Pakistan’s Prime Minister Imran Khan on Tuesday said that he would once again extend a hand of friendship to India after the 2019 Lok Sabha elections as he believed New Delhi rebuffed his offer of talks because his country is an issue in the elections in the neighbouring country.
Speaking at the high-profile Future Investment Initiative forum in Riyadh, Khan said Pakistan wants “peace with all our neighbours particularly India and Afghanistan for regional peace and stability.”
“Peace with India would help the two countries to divert their resources towards human development instead of indulging in arms race,” Khan was quoted as saying by state-run Radio Pakistan.
Similarly, peace in Afghanistan would help Pakistan to have an easy access to the Central Asian states for bilateral economic and trade activities, he said.
Khan said he had extended a hand of friendship to India, which rebuffed the move.
After assuming power in August, Khan wrote to Prime Minister Narendra Modi suggesting a meeting between the two countries’ foreign ministers on the margins of the UN General Assembly in September.

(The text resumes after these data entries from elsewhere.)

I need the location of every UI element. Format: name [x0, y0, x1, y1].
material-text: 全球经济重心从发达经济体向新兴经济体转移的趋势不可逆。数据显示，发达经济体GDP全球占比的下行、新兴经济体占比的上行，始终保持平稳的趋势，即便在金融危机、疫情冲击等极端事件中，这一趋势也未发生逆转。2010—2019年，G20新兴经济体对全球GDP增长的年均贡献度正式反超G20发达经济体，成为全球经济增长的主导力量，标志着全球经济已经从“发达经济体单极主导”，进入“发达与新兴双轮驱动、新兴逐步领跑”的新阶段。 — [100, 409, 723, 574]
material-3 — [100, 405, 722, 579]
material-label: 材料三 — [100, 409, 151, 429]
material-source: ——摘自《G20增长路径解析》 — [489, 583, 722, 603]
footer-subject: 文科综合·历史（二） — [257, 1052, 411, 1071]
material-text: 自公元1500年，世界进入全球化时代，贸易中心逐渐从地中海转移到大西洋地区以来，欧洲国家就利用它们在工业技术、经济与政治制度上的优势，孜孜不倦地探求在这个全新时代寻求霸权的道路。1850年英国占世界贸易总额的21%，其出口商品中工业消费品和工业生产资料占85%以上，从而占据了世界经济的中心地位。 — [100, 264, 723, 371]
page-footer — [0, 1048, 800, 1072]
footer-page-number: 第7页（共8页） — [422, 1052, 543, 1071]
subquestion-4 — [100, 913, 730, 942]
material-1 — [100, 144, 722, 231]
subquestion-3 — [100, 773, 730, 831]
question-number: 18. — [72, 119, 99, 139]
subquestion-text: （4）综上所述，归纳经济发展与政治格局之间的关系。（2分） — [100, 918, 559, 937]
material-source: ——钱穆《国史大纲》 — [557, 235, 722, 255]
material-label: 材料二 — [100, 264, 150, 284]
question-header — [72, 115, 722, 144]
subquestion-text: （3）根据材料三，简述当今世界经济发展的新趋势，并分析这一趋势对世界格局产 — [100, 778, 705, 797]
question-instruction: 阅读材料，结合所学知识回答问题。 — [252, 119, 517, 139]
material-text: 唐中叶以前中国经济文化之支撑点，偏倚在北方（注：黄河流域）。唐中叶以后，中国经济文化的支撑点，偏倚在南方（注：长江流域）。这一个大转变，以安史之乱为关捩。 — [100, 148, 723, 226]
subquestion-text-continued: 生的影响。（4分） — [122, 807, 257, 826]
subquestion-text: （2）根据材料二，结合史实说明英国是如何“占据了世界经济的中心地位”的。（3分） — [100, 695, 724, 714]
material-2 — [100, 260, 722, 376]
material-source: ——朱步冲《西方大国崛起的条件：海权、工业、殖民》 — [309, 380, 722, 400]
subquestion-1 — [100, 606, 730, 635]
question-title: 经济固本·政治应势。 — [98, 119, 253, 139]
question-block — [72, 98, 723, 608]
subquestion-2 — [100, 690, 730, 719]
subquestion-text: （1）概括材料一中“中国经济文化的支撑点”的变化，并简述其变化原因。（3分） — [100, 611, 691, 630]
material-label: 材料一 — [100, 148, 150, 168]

India accepted the proposal but, within hours of its acceptance, terrorists killed three policemen in Jammu and Kashmir, prompting New Delhi to cancel the foreign ministers’ meeting on the sidelines of the UNGA.
“He (Khan) attributed this (cancellation) to anti-Pakistan rhetoric raking in votes in India,” the Express Tribune newspaper reported, citing the prime minister.
Khan said he would try once again following the conclusion of the general elections in India.
The general elections are due to be held in India next year.
The ties between the two countries had strained after the terror attacks by Pakistan-based groups in 2016 and India’s surgical strikes inside Pakistan-occupied Kashmir.
In his victory speech after the July elections, Khan expressed his willingness to improve Pakistan’s ties with India and said that his government would like the leaders of the two sides to resolve all disputes, including the “core issue” of Kashmir, through talks.
Speaking at the summit, which is the brainchild of Saudi Crown Prince Mohammed bin Salman to attract foreign investment into the kingdom, Khan said that his government is approaching the International Monetary Fund and the friendly countries to seek loans to plug the financial gap.
The three-day summit, nicknamed “Davos in the desert”, has been overshadowed by raging global outrage over the murder of Saudi dissident journalist Jamal Khashoggi inside the Saudi consulate in Istanbul on October 2.
Several investors and international figureheads have cancelled their plans to attend the summit in an apparent protest against the killing of Khashoggi.
IMF chief Christine Lagarde and US Treasury Secretary Steven Mnuchin have also pulled out.
Khan, who attended the summit, is visiting close ally Saudi Arabia for the second time since assuming power in August.